Audy menelusuri rak demi rak di sebuah toko kaset dekat sekolahnya. Toko kaset di daerah Blok M ini memang boleh dibilang “rujukan”. Pendeknya, mau cari kaset apapun, pergilah ke sini. Koleksinya banyak. Kaset lama, ada. Rilis terbaru, apalagi. Bukan hanya album tunggal artis. Album kompilasi macam seri “Megahits” adalah yang juga paling ditunggu dan poster sampul kasetnya selalu dipajang secara periodik di halaman toko.
Audy sering ke sini. Makanya, mencari kaset incarannya bukan hal sulit. Ia bahkan sudah hafal letak penataan kaset-kasetnya.
No Doubt. Audy memegang kaset album sebuah band luar negeri. Berwarna dominan biru disertai foto para anggota band dan tulisan judul albumnya, “Tragic Kingdom”. Bukan artis favorit Audy. Namun, Audy membutuhkan kaset itu. Setidaknya, ada satu lagu yang harus segera ia pelajari secepatnya, tertulis di bagian belakang yang berisi daftar lagu: “Just A Girl”.
Audy membolak-balik kaset tersebut. Wajahnya tampak bimbang, lalu menghela napas. Kenapa mendadak begini, sih? Audy menggerutu dalam hati.
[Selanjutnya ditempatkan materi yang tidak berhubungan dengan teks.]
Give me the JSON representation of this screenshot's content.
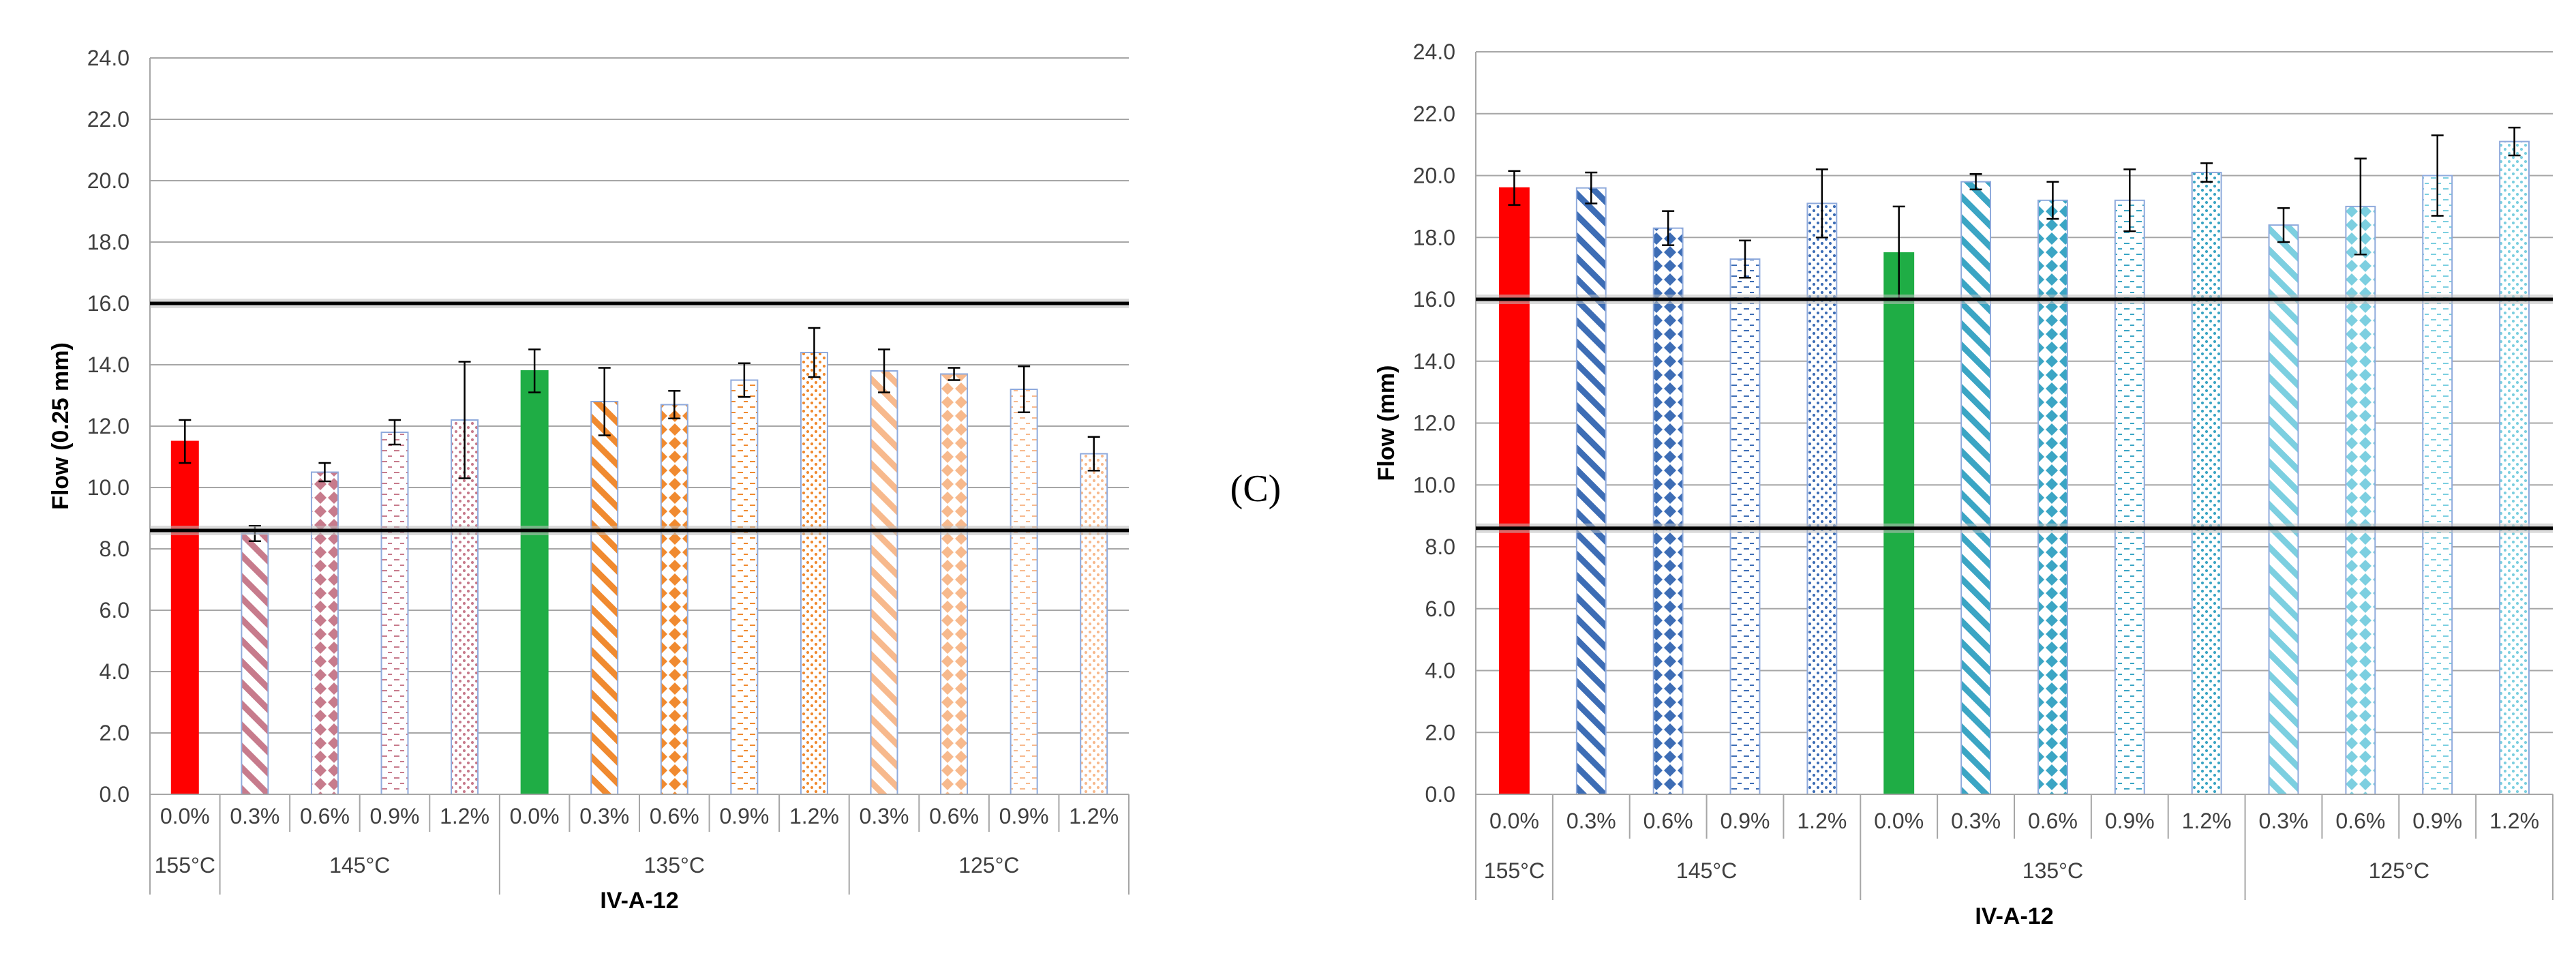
{
  "panel_label": "(C)",
  "chart_data": [
    {
      "type": "bar",
      "title": "",
      "xlabel": "IV-A-12",
      "ylabel": "Flow  (0.25 mm)",
      "ylim": [
        0,
        24
      ],
      "ytick_labels": [
        "0.0",
        "2.0",
        "4.0",
        "6.0",
        "8.0",
        "10.0",
        "12.0",
        "14.0",
        "16.0",
        "18.0",
        "20.0",
        "22.0",
        "24.0"
      ],
      "categories": [
        "0.0%",
        "0.3%",
        "0.6%",
        "0.9%",
        "1.2%",
        "0.0%",
        "0.3%",
        "0.6%",
        "0.9%",
        "1.2%",
        "0.3%",
        "0.6%",
        "0.9%",
        "1.2%"
      ],
      "groups": [
        {
          "label": "155°C",
          "count": 1
        },
        {
          "label": "145°C",
          "count": 4
        },
        {
          "label": "135°C",
          "count": 5
        },
        {
          "label": "125°C",
          "count": 4
        }
      ],
      "values": [
        11.5,
        8.5,
        10.5,
        11.8,
        12.2,
        13.8,
        12.8,
        12.7,
        13.5,
        14.4,
        13.8,
        13.7,
        13.2,
        11.1
      ],
      "errors": [
        0.7,
        0.25,
        0.3,
        0.4,
        1.9,
        0.7,
        1.1,
        0.45,
        0.55,
        0.8,
        0.7,
        0.2,
        0.75,
        0.55
      ],
      "styles": [
        "solid",
        "diag",
        "diamond",
        "dash",
        "dots",
        "solid",
        "diag",
        "diamond",
        "dash",
        "dots",
        "diag",
        "diamond",
        "dash",
        "dots"
      ],
      "colors": [
        "#ff0000",
        "#c77b8c",
        "#c77b8c",
        "#c77b8c",
        "#c77b8c",
        "#1fad45",
        "#f08a30",
        "#f08a30",
        "#f08a30",
        "#f08a30",
        "#f7b98d",
        "#f7b98d",
        "#f7b98d",
        "#f7b98d"
      ],
      "reference_lines": [
        16.0,
        8.6
      ]
    },
    {
      "type": "bar",
      "title": "",
      "xlabel": "IV-A-12",
      "ylabel": "Flow (mm)",
      "ylim": [
        0,
        24
      ],
      "ytick_labels": [
        "0.0",
        "2.0",
        "4.0",
        "6.0",
        "8.0",
        "10.0",
        "12.0",
        "14.0",
        "16.0",
        "18.0",
        "20.0",
        "22.0",
        "24.0"
      ],
      "categories": [
        "0.0%",
        "0.3%",
        "0.6%",
        "0.9%",
        "1.2%",
        "0.0%",
        "0.3%",
        "0.6%",
        "0.9%",
        "1.2%",
        "0.3%",
        "0.6%",
        "0.9%",
        "1.2%"
      ],
      "groups": [
        {
          "label": "155°C",
          "count": 1
        },
        {
          "label": "145°C",
          "count": 4
        },
        {
          "label": "135°C",
          "count": 5
        },
        {
          "label": "125°C",
          "count": 4
        }
      ],
      "values": [
        19.6,
        19.6,
        18.3,
        17.3,
        19.1,
        17.5,
        19.8,
        19.2,
        19.2,
        20.1,
        18.4,
        19.0,
        20.0,
        21.1
      ],
      "errors": [
        0.55,
        0.5,
        0.55,
        0.6,
        1.1,
        1.5,
        0.25,
        0.6,
        1.0,
        0.3,
        0.55,
        1.55,
        1.3,
        0.45
      ],
      "styles": [
        "solid",
        "diag",
        "diamond",
        "dash",
        "dots",
        "solid",
        "diag",
        "diamond",
        "dash",
        "dots",
        "diag",
        "diamond",
        "dash",
        "dots"
      ],
      "colors": [
        "#ff0000",
        "#3d6db5",
        "#3d6db5",
        "#3d6db5",
        "#3d6db5",
        "#1fad45",
        "#3ba5c4",
        "#3ba5c4",
        "#3ba5c4",
        "#3ba5c4",
        "#7ccfe0",
        "#7ccfe0",
        "#7ccfe0",
        "#7ccfe0"
      ],
      "reference_lines": [
        16.0,
        8.6
      ]
    }
  ]
}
Audy kembali membalik kaset tersebut ke halaman muka. Tampak sebuah label kecil tersemat bertuliskan “15.000”. Padahal uang jajan Audy saja hanya 30.000 rupiah per minggu. Langsung habis separuh, dong? Ngomong-ngomong, harga kaset, kok, naik terus, ya? Rasanya dulu, ketika Audy duduk di bangku SMP, harga kaset masih 6000 rupiah. Lalu naik menjadi 8000 rupiah. Kemudian 10.000 rupiah, terus naik menjadi 12.000 rupiah, dan tahu-tahu sekarang sudah 15.000 rupiah? Berarti dari tahun 1993 ke 1997 naik sebesar 9000 rupiah? Tinggi amat?
Audy kembali menaruh kaset itu ke raknya, kemudian beranjak. Tujuannya hanya satu, yaitu alat pemutar musik yang bisa digunakan untuk mendengarkan sampel lagu secara gratis. Audy sebenarnya sudah pernah mendengarkan “Just A Girl”. Lumayan sering diputar di MTV. Namun, ia ingin memastikannya lagi.
Ah, gara-gara waktu itu, sih. Sekarang ia harus berlatih dari awal lagi, deh.
…
“Ha? Gimana, Vi?” Rida melongo.
Hari itu, para personel The Lemongrass mengadakan pertemuan mendadak di ruang serbaguna. Vian yang meminta. Setelah dipanggil oleh siswa kelas tiga yang waktu itu tentunya.
“Iya.” Vian mengulanginya. “Kita diminta ganti lagu.”
“Sama anak kelas tiga?” Danisa memastikan.
Vian mengangkat bahu. “Siapa lagi?”
“Dan lo iyain aja?” Rida tampak kesal.
“Emangnya gue bisa nolak?” Vian tak kalah kesal.
“Terus, kita mau nyanyi lagu apa, dong?” Rida tampak bingung. “Jadi kita latihan selama berminggu-minggu kemarin itu nggak ada gunanya?”
Audy tampak diam sambil memperhatikan ketiga temannya.
“Apa perlu gue ngomong ke panitianya? Gue kenal anak-anak OSIS, kok,” tawar Danisa.
“Jangan.” Vian buru-buru mencegah. “Gue nggak mau jadi tambah ricuh sama anak kelas tiga.”
“Acara ulang tahun sekolah itu tanggal 3 Desember, lho. Itu tinggal sebulanan lagi. Nggak nyampe malah. Dan kita harus ganti lagu?” Danisa mengingatkan.
“Ya udah. Terus kita mau mainin lagu apa?” Akhirnya Audy angkat bicara juga.
“Cari lagu Cranberries lagi. Suaranya Vian, kan, mirip Dolores,” usul Rida.